Enviada em 06/09/2020

“E o mundo vai ver uma flor/ Brotar do impossível chão”. A cantora Maria Bethânia, ao entoar esses versos na canção “Sonho Impossível”, revela um sentimento de otimismo do eu lírico acerca do futuro, haja vista que acredita no romper de uma base rígida por um elemento delicado. É válido estabelecer uma analogia entre essa metáfora e o baixo índice de aleitamento materno no Brasil, uma vez que, apesar de complexo, esse problema também pode ser “rompido”. Nesse contexto, vale analisar os aspectos políticos e sociais que envolvem essa questão no país.

Antes de tudo, nota-se que o Poder Público se mostra negligente ao não garantir plenamente o direito de amamentar e ser amamentado até o sexto mês de vida do bebê, como recomenda a Organização Mundial da Saúde. Isso porque existe certa deficiência no processo de investimento financeiro, já que faltam verbas para ampliar a licença maternidade, que atualmente conta com apenas 120 dias dos 180 dias necessários para as necessidades biológicas do recém-nascido, prejudicando a saúde do mesmo.

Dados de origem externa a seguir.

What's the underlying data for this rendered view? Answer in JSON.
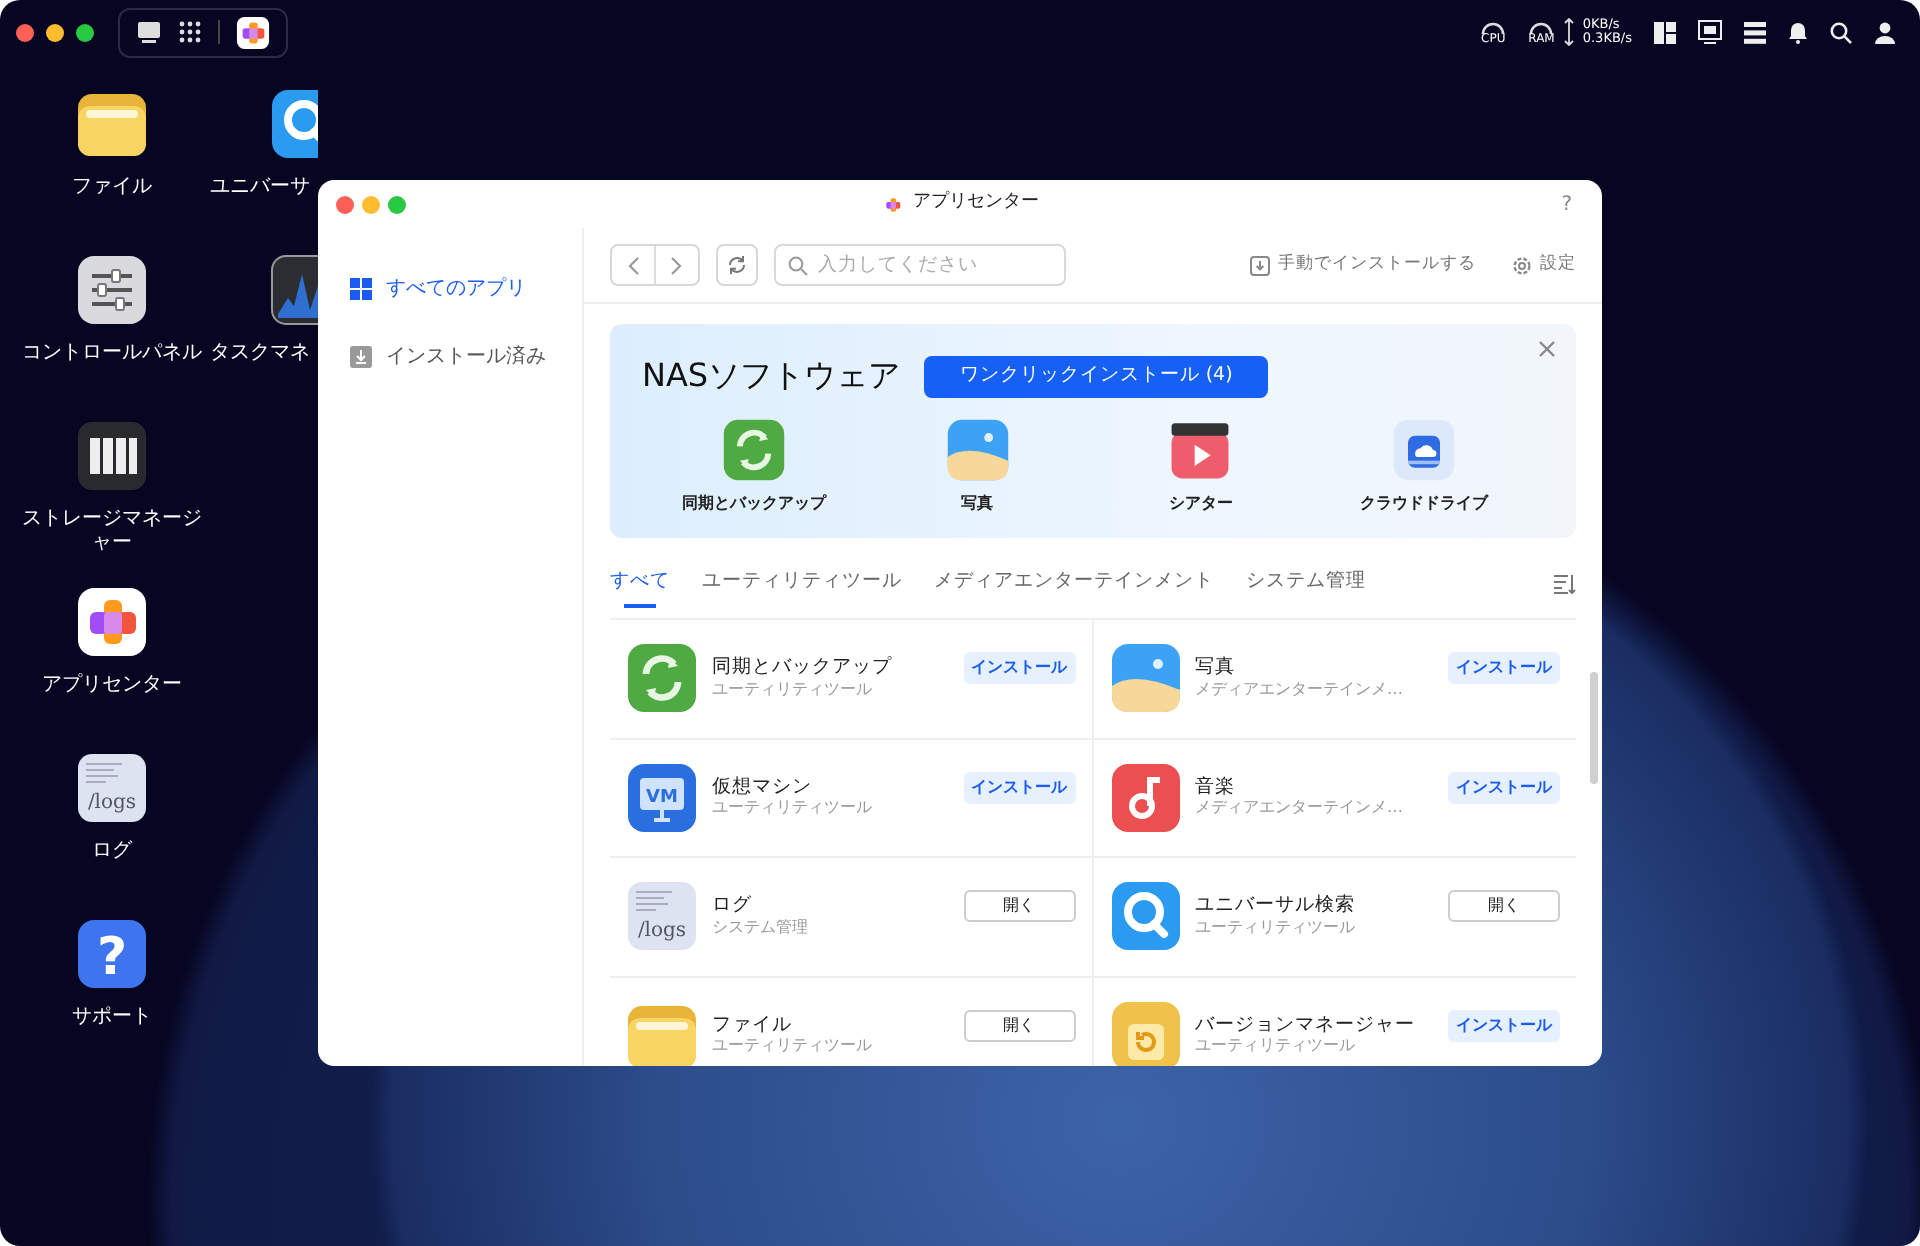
{
  "menubar": {
    "gauges": [
      {
        "label": "CPU"
      },
      {
        "label": "RAM"
      }
    ],
    "upload": "0KB/s",
    "download": "0.3KB/s"
  },
  "desktop_icons": [
    {
      "label": "ファイル",
      "kind": "folder"
    },
    {
      "label": "コントロールパネル",
      "kind": "sliders"
    },
    {
      "label": "ストレージマネージャー",
      "kind": "storage"
    },
    {
      "label": "アプリセンター",
      "kind": "appcenter"
    },
    {
      "label": "ログ",
      "kind": "logs",
      "icon_text": "/logs"
    },
    {
      "label": "サポート",
      "kind": "help",
      "icon_text": "?"
    },
    {
      "label": "ユニバーサ",
      "kind": "search"
    },
    {
      "label": "タスクマネ",
      "kind": "monitor"
    }
  ],
  "window": {
    "title": "アプリセンター",
    "help": "?"
  },
  "sidebar": {
    "items": [
      {
        "label": "すべてのアプリ",
        "selected": true
      },
      {
        "label": "インストール済み",
        "selected": false
      }
    ]
  },
  "toolbar": {
    "search": {
      "placeholder": "入力してください"
    },
    "manual_install": "手動でインストールする",
    "settings": "設定"
  },
  "banner": {
    "title": "NASソフトウェア",
    "button": "ワンクリックインストール (4)",
    "apps": [
      {
        "label": "同期とバックアップ",
        "kind": "sync"
      },
      {
        "label": "写真",
        "kind": "photos"
      },
      {
        "label": "シアター",
        "kind": "theater"
      },
      {
        "label": "クラウドドライブ",
        "kind": "cloud"
      }
    ]
  },
  "tabs": [
    {
      "label": "すべて",
      "selected": true
    },
    {
      "label": "ユーティリティツール",
      "selected": false
    },
    {
      "label": "メディアエンターテインメント",
      "selected": false
    },
    {
      "label": "システム管理",
      "selected": false
    }
  ],
  "apps": [
    {
      "name": "同期とバックアップ",
      "category": "ユーティリティツール",
      "kind": "sync",
      "action": {
        "label": "インストール",
        "kind": "install"
      }
    },
    {
      "name": "写真",
      "category": "メディアエンターテインメ…",
      "kind": "photos",
      "action": {
        "label": "インストール",
        "kind": "install"
      }
    },
    {
      "name": "仮想マシン",
      "category": "ユーティリティツール",
      "kind": "vm",
      "icon_text": "VM",
      "action": {
        "label": "インストール",
        "kind": "install"
      }
    },
    {
      "name": "音楽",
      "category": "メディアエンターテインメ…",
      "kind": "music",
      "action": {
        "label": "インストール",
        "kind": "install"
      }
    },
    {
      "name": "ログ",
      "category": "システム管理",
      "kind": "logs",
      "icon_text": "/logs",
      "action": {
        "label": "開く",
        "kind": "open"
      }
    },
    {
      "name": "ユニバーサル検索",
      "category": "ユーティリティツール",
      "kind": "search",
      "action": {
        "label": "開く",
        "kind": "open"
      }
    },
    {
      "name": "ファイル",
      "category": "ユーティリティツール",
      "kind": "folder",
      "action": {
        "label": "開く",
        "kind": "open"
      }
    },
    {
      "name": "バージョンマネージャー",
      "category": "ユーティリティツール",
      "kind": "version",
      "action": {
        "label": "インストール",
        "kind": "install"
      }
    }
  ]
}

Sendo assim, verifica-se que o governo não tem propiciado o bem-estar de todos os cidadãos, desrespeitando os princípios fundamentais da Constituição Federal de 1988.

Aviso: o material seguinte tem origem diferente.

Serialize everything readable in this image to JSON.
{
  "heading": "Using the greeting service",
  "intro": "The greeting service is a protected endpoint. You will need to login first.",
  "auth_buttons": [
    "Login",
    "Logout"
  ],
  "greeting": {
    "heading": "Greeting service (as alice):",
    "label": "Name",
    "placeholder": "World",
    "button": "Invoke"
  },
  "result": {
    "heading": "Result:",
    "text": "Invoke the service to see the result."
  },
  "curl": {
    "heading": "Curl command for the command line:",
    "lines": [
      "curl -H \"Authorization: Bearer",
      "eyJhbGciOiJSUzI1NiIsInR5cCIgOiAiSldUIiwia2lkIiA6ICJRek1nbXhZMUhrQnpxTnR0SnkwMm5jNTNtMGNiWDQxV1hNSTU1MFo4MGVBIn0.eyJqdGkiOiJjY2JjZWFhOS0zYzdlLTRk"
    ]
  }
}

Ademais, observa-se que o preconceito acerca do aleitamento materno é consequência dos valores arraigados da sociedade. Prova disso pode ser a tendência cultural de se marginalizar o corpo feminino, em virtude da visão limitada de parte da sociedade de que o ato de amamentar em espaços públicos ou laborais é um gesto obsceno, desconsiderando, porém, que o peito da mulher que está amamentando é o peito de uma mãe provendo nutrição ao seu filho. Logo, essa situação vem a fortalecer os estudos do filósofo Friedrich Nietzsche, posto que o acesso limitado a informações tem gerado uma leitura deturpada da realidade.

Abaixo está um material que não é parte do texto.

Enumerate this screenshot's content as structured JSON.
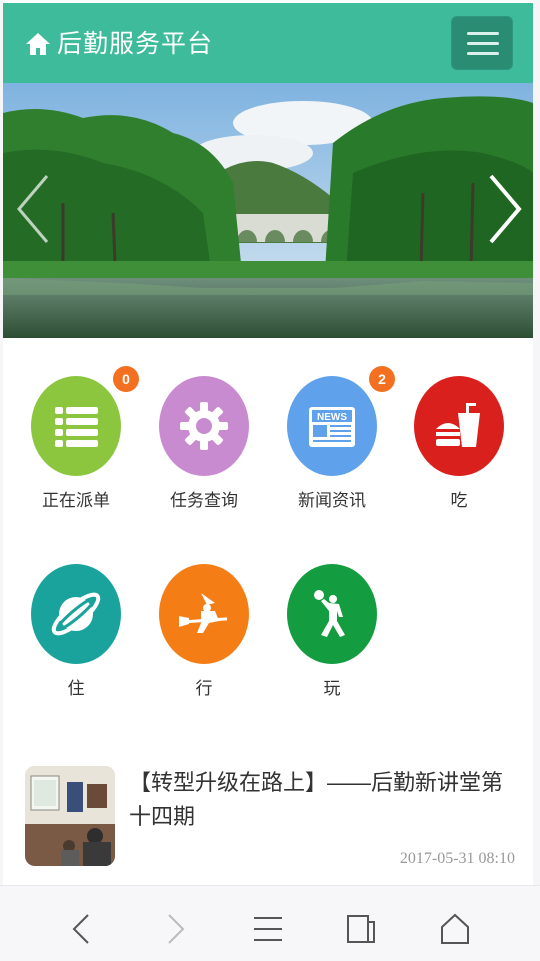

Convém, portanto, ressaltar que o aleitamento materno deve ser incentivado. Assim, é necessário que o Ministério Público solicite ao Poder Executivo um maior investimento financeiro nos programas de auxílio maternidade, priorizando a ampliação do benefício até o sexto mês de vida do bebê, objetivando reduzir os riscos de doenças crônicas. Também, é fundamental informar a população via campanhas midiáticas produzidas por ONGs, sobre a importância da amamentação, potencializando o engajamento coletivo em prol do respeito as lactantes. Desse modo, assim como o eu lírico da canção, seria possível romper com o baixo índice de aleitamento materno no país.